SYDNEY, Dec. 5 (UPI) -- A bronze figurine in an ordinary collection of bric-a-brac, initially valued at just a few hundred dollars, sold for $225,000, an Australian auction house said.
The 25-inch-tall figure of the Greek god Zeus, among a collection of mostly inexpensive reproductions, was originally priced by Kensington auction house Vickers and Hoad at $500, but turned out to be a genuine Renaissance treasure, The Sydney Morning Herald reported in its Tuesday edition.
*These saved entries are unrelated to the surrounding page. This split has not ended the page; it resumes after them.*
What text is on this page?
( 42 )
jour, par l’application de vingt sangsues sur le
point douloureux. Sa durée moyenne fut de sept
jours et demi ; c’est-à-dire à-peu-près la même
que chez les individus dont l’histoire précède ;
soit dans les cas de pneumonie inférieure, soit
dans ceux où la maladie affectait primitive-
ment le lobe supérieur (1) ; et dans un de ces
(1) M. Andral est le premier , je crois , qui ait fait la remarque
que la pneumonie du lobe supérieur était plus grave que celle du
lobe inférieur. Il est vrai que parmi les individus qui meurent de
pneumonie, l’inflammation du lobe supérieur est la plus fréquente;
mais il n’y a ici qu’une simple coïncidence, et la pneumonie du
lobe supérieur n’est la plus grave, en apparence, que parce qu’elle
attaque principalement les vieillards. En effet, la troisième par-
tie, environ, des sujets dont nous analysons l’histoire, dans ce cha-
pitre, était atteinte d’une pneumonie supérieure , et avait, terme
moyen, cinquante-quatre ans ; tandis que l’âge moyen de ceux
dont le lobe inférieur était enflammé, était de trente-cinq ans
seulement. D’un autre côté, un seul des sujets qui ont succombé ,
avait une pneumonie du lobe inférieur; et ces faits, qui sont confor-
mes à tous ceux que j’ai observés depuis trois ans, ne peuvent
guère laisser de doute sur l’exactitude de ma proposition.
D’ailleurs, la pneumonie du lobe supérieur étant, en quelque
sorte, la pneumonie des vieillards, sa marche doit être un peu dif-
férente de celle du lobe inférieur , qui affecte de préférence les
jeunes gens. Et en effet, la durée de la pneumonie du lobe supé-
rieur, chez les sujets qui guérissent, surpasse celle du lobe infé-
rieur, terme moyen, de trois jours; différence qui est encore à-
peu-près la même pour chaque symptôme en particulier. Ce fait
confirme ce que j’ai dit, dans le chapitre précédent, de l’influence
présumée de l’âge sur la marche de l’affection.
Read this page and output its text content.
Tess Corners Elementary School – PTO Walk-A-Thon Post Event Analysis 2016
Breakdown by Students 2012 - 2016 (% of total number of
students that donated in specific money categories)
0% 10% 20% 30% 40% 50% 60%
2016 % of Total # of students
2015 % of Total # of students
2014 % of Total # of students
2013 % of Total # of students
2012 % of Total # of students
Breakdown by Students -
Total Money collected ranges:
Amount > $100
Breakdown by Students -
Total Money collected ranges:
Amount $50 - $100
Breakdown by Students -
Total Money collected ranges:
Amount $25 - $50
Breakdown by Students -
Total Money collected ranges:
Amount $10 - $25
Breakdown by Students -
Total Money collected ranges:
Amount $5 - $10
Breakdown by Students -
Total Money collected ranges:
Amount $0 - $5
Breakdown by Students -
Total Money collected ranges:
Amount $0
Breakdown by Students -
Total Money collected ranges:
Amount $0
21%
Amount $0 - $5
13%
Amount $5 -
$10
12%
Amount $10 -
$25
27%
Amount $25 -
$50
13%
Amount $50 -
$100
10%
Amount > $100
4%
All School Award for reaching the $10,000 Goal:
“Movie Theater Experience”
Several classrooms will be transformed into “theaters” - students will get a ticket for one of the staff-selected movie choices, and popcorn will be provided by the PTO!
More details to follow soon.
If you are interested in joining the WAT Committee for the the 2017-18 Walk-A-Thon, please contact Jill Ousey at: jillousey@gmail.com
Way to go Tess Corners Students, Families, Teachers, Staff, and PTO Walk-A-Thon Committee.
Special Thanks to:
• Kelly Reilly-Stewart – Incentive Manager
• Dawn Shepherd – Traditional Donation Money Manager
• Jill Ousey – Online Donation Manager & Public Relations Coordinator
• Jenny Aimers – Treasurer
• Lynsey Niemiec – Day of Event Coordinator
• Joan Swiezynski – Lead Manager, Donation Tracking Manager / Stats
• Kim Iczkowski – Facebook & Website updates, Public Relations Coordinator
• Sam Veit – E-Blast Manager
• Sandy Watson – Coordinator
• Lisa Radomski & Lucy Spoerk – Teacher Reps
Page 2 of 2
The bronze, for which a London bidder paid $225,000 at a Sydney auction, had belonged to the late Denis Warrington-Fry, a former clerk who was a regular visitor to Sydney antique dealer showrooms who died in July at age 80, a friend said.
"He spent all his money on his collection. He never traveled to see all the old palaces and museums he loved but he had all the books," friend Geoff Northausen said. "He knew all about the things he was collecting."
Northausen said while his late friend focused on growing his antiques collection, the house around him deteriorated.
"There were problems with the house," Northausen said. "'It had white ants in the floor [but] he didn't have the money to have it repaired. It's hard to imagine what he might have done with the money had he known [the figurine] was worth this much."
When all of the Warrington-Fry estate is sold, the three beneficiaries will be a caregiver, a neighbor and his 65-year-old niece, Keryn Dibble.